Partition API in Modin

When you are working with a Modin Dataframe, you can unwrap its remote partitions to get the raw futures objects compatible with the execution engine (e.g. ray.ObjectRef for Ray). In addition to unwrapping of the remote partitions we also provide an API to construct a modin.pandas.DataFrame from raw futures objects.

Partition IPs

For finer grained placement control, Modin also provides an API to get the IP addresses of the nodes that hold each partition. You can pass the partitions having needed IPs to your function. It can help with minimazing of data movement between nodes.

unwrap_partitions

modin.distributed.dataframe.pandas.unwrap_partitions(api_layer_object, axis=None, get_ip=False)
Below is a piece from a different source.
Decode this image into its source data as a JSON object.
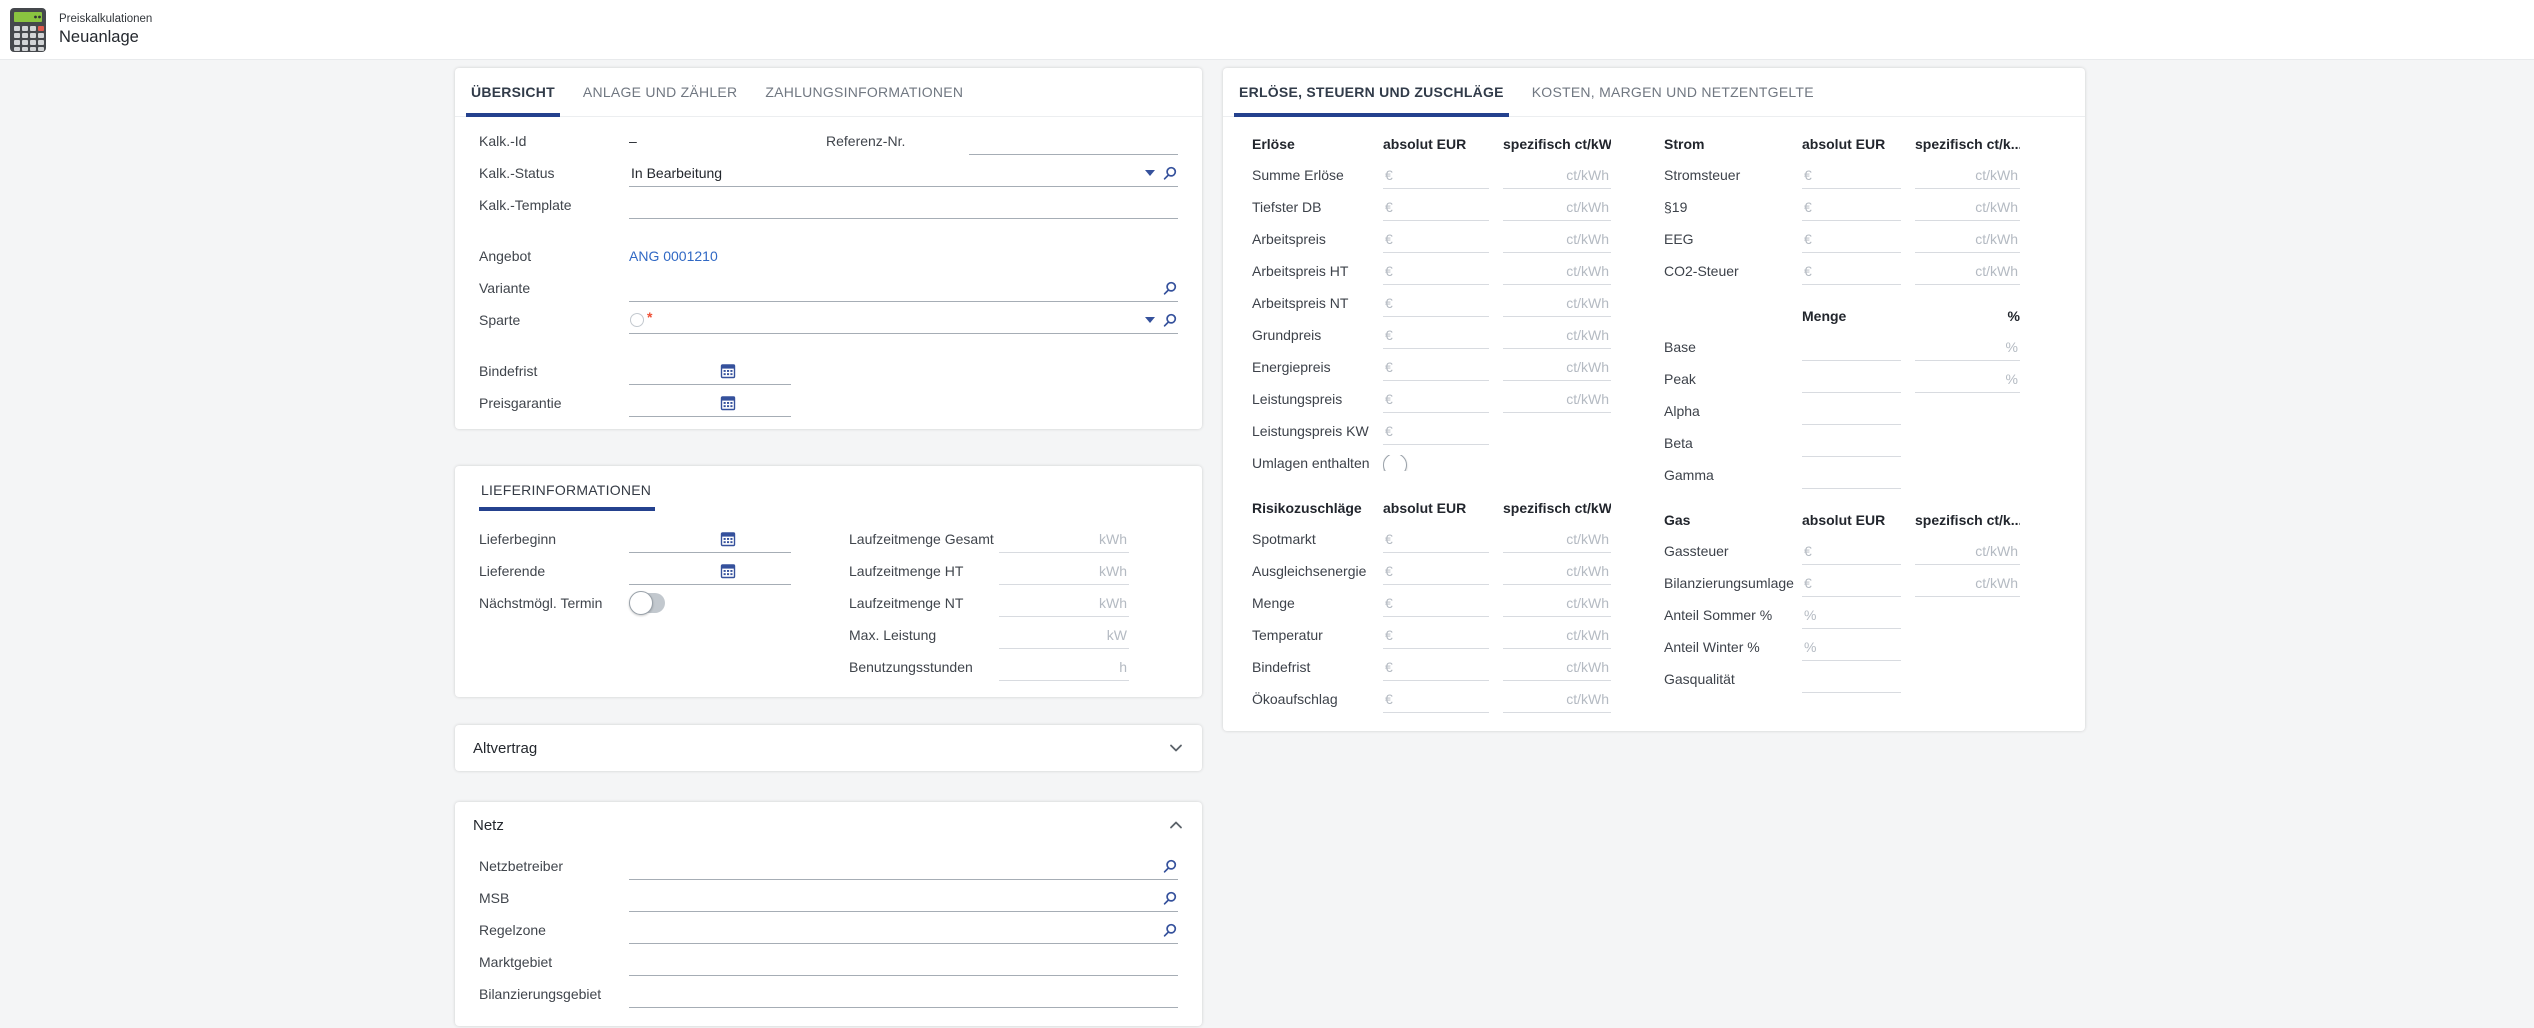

Unwrap partitions of the api_layer_object.

Parameters:
  • api_layer_object (DataFrame or Series) – The API layer object.
  • axis (None, 0 or 1. Default is None) – The axis to unwrap partitions for (0 - row partitions, 1 - column partitions). If axis is None, the partitions are unwrapped as they are currently stored.
  • get_ip (boolean. Default is False) – Whether to get node ip address to each partition or not.
Returns:

A list of Ray.ObjectRef/Dask.Future to partitions of the api_layer_object if Ray/Dask is used as an engine.

Return type:

list

Notes

If get_ip=True, a list of tuples of Ray.ObjectRef/Dask.Future to node ip addresses and partitions of the api_layer_object, respectively, is returned if Ray/Dask is used as an engine (i.e. [(Ray.ObjectRef/Dask.Future, Ray.ObjectRef/Dask.Future), ...]).

from_partitions

modin.distributed.dataframe.pandas.from_partitions(partitions, axis)
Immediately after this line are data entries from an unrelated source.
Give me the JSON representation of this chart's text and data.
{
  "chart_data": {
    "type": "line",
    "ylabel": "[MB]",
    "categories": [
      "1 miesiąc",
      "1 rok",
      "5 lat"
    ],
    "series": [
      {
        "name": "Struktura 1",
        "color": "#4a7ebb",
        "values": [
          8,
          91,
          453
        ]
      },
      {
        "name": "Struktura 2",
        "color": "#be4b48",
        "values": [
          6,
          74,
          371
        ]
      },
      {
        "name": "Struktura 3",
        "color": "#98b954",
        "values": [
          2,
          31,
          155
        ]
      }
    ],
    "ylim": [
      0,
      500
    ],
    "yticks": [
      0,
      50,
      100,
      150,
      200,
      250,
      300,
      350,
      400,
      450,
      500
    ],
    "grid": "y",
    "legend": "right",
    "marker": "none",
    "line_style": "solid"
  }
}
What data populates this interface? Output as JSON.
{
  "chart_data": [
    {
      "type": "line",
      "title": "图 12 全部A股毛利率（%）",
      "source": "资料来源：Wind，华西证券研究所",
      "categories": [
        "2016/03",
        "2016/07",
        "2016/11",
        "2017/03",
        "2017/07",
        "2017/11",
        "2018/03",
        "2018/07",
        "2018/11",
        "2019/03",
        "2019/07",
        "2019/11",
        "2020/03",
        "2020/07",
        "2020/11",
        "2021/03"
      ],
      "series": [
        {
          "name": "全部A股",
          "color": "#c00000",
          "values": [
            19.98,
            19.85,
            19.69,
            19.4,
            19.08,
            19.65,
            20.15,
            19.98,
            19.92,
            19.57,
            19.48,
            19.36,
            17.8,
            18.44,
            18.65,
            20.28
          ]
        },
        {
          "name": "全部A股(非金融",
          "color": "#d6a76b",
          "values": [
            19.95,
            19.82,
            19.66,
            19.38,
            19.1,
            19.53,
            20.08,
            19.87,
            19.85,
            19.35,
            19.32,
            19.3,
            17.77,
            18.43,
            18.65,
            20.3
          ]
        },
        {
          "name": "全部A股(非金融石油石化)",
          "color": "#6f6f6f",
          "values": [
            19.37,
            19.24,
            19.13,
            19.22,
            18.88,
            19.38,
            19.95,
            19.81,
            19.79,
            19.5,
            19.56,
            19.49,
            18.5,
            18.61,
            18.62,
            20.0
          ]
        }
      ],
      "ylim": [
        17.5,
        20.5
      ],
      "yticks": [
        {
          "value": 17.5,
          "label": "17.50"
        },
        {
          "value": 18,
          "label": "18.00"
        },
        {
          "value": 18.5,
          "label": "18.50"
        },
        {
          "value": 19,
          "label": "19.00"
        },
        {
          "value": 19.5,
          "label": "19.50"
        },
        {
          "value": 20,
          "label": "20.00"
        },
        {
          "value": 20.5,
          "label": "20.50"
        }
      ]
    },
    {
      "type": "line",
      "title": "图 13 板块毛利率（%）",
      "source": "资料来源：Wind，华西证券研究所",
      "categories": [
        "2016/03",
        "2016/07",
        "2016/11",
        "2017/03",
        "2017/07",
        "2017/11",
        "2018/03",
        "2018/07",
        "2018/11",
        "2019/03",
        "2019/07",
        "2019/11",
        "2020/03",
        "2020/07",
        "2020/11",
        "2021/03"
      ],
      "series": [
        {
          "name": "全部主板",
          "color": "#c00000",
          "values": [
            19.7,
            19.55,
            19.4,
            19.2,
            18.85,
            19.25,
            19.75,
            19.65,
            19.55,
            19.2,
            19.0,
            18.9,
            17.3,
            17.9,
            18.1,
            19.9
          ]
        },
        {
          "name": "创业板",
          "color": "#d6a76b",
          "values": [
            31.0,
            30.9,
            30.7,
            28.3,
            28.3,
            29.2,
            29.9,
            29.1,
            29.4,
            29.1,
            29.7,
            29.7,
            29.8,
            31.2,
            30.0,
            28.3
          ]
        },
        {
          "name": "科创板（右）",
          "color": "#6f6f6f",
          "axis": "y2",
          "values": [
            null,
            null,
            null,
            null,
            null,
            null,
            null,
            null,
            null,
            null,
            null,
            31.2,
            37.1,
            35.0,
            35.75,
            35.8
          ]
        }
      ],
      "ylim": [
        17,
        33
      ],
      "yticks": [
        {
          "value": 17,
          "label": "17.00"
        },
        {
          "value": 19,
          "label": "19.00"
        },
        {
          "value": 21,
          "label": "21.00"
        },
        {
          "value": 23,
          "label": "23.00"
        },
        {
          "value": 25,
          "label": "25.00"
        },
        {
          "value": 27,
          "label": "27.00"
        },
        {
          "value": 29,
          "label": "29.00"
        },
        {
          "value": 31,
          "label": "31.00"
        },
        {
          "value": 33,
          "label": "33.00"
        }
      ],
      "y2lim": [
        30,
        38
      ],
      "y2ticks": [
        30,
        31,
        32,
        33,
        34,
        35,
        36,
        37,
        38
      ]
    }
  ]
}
Create DataFrame from remote partitions.

Parameters:
  • partitions (list) – A list of Ray.ObjectRef/Dask.Future to partitions depending on the engine used. Or a list of tuples of Ray.ObjectRef/Dask.Future to node ip addresses and partitions depending on the engine used (i.e. [(Ray.ObjectRef/Dask.Future, Ray.ObjectRef/Dask.Future), ...]).
  • axis (None, 0 or 1) –

    The axis parameter is used to identify what are the partitions passed. You have to set:

    • axis=0 if you want to create DataFrame from row partitions
    • axis=1 if you want to create DataFrame from column partitions
    • axis=None if you want to create DataFrame from 2D list of partitions
Returns:

DataFrame instance created from remote partitions.

Return type:

DataFrame

Example

import modin.pandas as pd
from modin.distributed.dataframe.pandas import unwrap_partitions, from_partitions
import numpy as np
data = np.random.randint(0, 100, size=(2 ** 10, 2 ** 8))
df = pd.DataFrame(data)
partitions = unwrap_partitions(df, axis=0, get_ip=True)
print(partitions)
new_df = from_partitions(partitions, axis=0)
print(new_df)

Ray engine

However, it is worth noting that for Modin on Ray engine with pandas backend IPs of the remote partitions may not match actual locations if the partitions are lower than 100 kB. Ray saves such objects (<= 100 kB, by default) in in-process store of the calling process (please, refer to Ray documentation for more information). We can’t get IPs for such objects while maintaining good performance. So, you should keep in mind this for unwrapping of the remote partitions with their IPs. Several options are provided to handle the case in How to handle Ray objects that are lower 100 kB section.

Dask engine

There is no mentioned above issue for Modin on Dask engine with pandas backend because Dask saves any objects in the worker process that processes a function (please, refer to Dask documentation for more information).

How to handle Ray objects that are lower than 100 kB

  • If you are sure that each of the remote partitions being unwrapped is higher than 100 kB, you can just import Modin or perform ray.init() manually.
  • If you don’t know partition sizes you can pass the option _system_config={"max_direct_call_object_size": <nbytes>,}, where nbytes is threshold for objects that will be stored in in-process store, to ray.init().
  • You can also start Ray as follows: ray start --head --system-config='{"max_direct_call_object_size":<nbytes>}'.

Note that when specifying the threshold the performance of some Modin operations may change.